Helga menilai peningkatan konektivitas wilayah memiliki korelasi langsung terhadap peningkatan produktivitas ekonomi, akses pendidikan, dan penguatan kohesi sosial masyarakat.
![]() |
| Momen saat konferensi pers |
Di sisi lain, Wakil Ketua JK One Owners Club, Rahmat Santoso, menyampaikan bahwa pembangunan Jembatan Curah Banteng merupakan jembatan ke-261 yang berhasil diwujudkan melalui sinergi komunitas otomotif, dunia usaha, dan relawan kemanusiaan.
Ia menjelaskan bahwa komunitas yang dipimpinnya tidak hanya berfokus pada aktivitas otomotif, tetapi juga menjalankan berbagai program sosial yang memberikan manfaat nyata bagi masyarakat.
“Kami ingin memastikan setiap kegiatan komunitas memiliki dampak sosial yang berkelanjutan dan dapat dirasakan langsung oleh masyarakat,” tegas Rahmat.
![]() |
| Wali Kota Batu, H. Nurochman |
Wali Kota Batu, H. Nurochman, yang turut hadir dalam peresmian tersebut menyampaikan apresiasi kepada seluruh pihak yang telah berkontribusi. Menurutnya, pembangunan jembatan menjadi bukti bahwa kolaborasi lintas sektor mampu menghadirkan solusi konkret terhadap kebutuhan masyarakat.

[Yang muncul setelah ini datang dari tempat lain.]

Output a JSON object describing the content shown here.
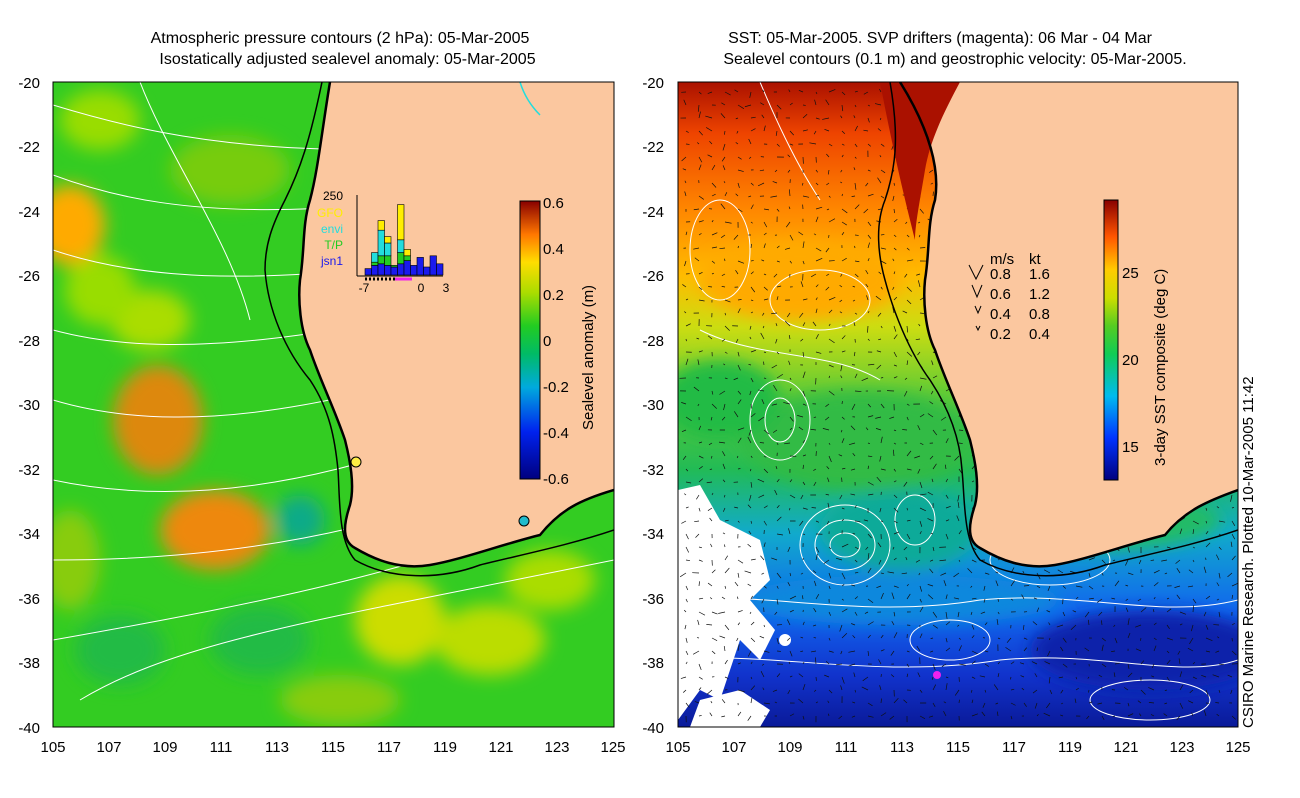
{
  "left_panel": {
    "title_line1": "Atmospheric pressure contours (2 hPa): 05-Mar-2005",
    "title_line2": "Isostatically adjusted sealevel anomaly: 05-Mar-2005",
    "x_ticks": [
      "105",
      "107",
      "109",
      "111",
      "113",
      "115",
      "117",
      "119",
      "121",
      "123",
      "125"
    ],
    "y_ticks": [
      "-20",
      "-22",
      "-24",
      "-26",
      "-28",
      "-30",
      "-32",
      "-34",
      "-36",
      "-38",
      "-40"
    ],
    "colorbar": {
      "label": "Sealevel anomaly (m)",
      "ticks": [
        "0.6",
        "0.4",
        "0.2",
        "0",
        "-0.2",
        "-0.4",
        "-0.6"
      ],
      "range": [
        -0.6,
        0.6
      ]
    },
    "inset": {
      "y_top_label": "250",
      "x_ticks": [
        "-7",
        "0",
        "3"
      ],
      "legend": [
        {
          "name": "GFO",
          "color": "#ffee00"
        },
        {
          "name": "envi",
          "color": "#22dddd"
        },
        {
          "name": "T/P",
          "color": "#22cc22"
        },
        {
          "name": "jsn1",
          "color": "#1a1aee"
        }
      ],
      "bars": [
        {
          "jsn1": 20,
          "tp": 0,
          "envi": 0,
          "gfo": 0
        },
        {
          "jsn1": 30,
          "tp": 10,
          "envi": 30,
          "gfo": 0
        },
        {
          "jsn1": 35,
          "tp": 25,
          "envi": 80,
          "gfo": 30
        },
        {
          "jsn1": 30,
          "tp": 30,
          "envi": 40,
          "gfo": 20
        },
        {
          "jsn1": 25,
          "tp": 5,
          "envi": 0,
          "gfo": 0
        },
        {
          "jsn1": 35,
          "tp": 35,
          "envi": 40,
          "gfo": 110
        },
        {
          "jsn1": 45,
          "tp": 15,
          "envi": 0,
          "gfo": 20
        },
        {
          "jsn1": 30,
          "tp": 0,
          "envi": 0,
          "gfo": 0
        },
        {
          "jsn1": 55,
          "tp": 0,
          "envi": 0,
          "gfo": 0
        },
        {
          "jsn1": 25,
          "tp": 0,
          "envi": 0,
          "gfo": 0
        },
        {
          "jsn1": 60,
          "tp": 0,
          "envi": 0,
          "gfo": 0
        },
        {
          "jsn1": 35,
          "tp": 0,
          "envi": 0,
          "gfo": 0
        }
      ]
    }
  },
  "right_panel": {
    "title_line1": "SST: 05-Mar-2005. SVP drifters (magenta): 06 Mar - 04 Mar",
    "title_line2": "Sealevel contours (0.1 m) and geostrophic velocity: 05-Mar-2005.",
    "x_ticks": [
      "105",
      "107",
      "109",
      "111",
      "113",
      "115",
      "117",
      "119",
      "121",
      "123",
      "125"
    ],
    "y_ticks": [
      "-20",
      "-22",
      "-24",
      "-26",
      "-28",
      "-30",
      "-32",
      "-34",
      "-36",
      "-38",
      "-40"
    ],
    "colorbar": {
      "label": "3-day SST composite (deg C)",
      "ticks": [
        "25",
        "20",
        "15"
      ],
      "range": [
        13,
        29
      ]
    },
    "velocity_legend": {
      "header_ms": "m/s",
      "header_kt": "kt",
      "rows": [
        {
          "ms": "0.8",
          "kt": "1.6"
        },
        {
          "ms": "0.6",
          "kt": "1.2"
        },
        {
          "ms": "0.4",
          "kt": "0.8"
        },
        {
          "ms": "0.2",
          "kt": "0.4"
        }
      ]
    }
  },
  "credit": "CSIRO Marine Research. Plotted 10-Mar-2005 11:42",
  "colors": {
    "land": "#fbc79f",
    "contour": "#ffffff",
    "drifter": "#ee22ee"
  }
}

Ia menegaskan bahwa Pemerintah Kota Batu siap mengambil peran dalam pemeliharaan jembatan agar manfaatnya dapat dirasakan dalam jangka panjang.
“Jembatan ini bukan hanya sarana penghubung fisik, tetapi juga simbol pengabdian, solidaritas, dan kepedulian sosial,” ujar Nurochman.
![]() |
| Pembina Vertical Rescue Indonesia, Letjen TNI (Purn) A.M. Putranto |
Sementara itu, Pembina Vertical Rescue Indonesia, Letjen TNI (Purn) A.M. Putranto, menjelaskan bahwa pembangunan jembatan dilakukan untuk mengatasi hambatan mobilitas yang selama ini dihadapi masyarakat. Dengan hadirnya jembatan tersebut, waktu tempuh warga menjadi lebih singkat sehingga aktivitas ekonomi, pendidikan, dan sosial dapat berjalan lebih efektif.
Ia berharap masyarakat dapat menjaga dan merawat fasilitas tersebut sebagai aset bersama yang memiliki nilai strategis bagi pembangunan daerah.
![]() |
| Jembatan sungai curah banteng |
Peresmian Jembatan Curah Banteng menjadi momentum penting dalam memperkuat paradigma pembangunan berbasis kolaborasi. Kehadirannya tidak hanya meningkatkan aksesibilitas wilayah, tetapi juga menjadi katalisator pertumbuhan ekonomi, peningkatan kualitas hidup masyarakat, serta penguatan modal sosial di Kota Batu.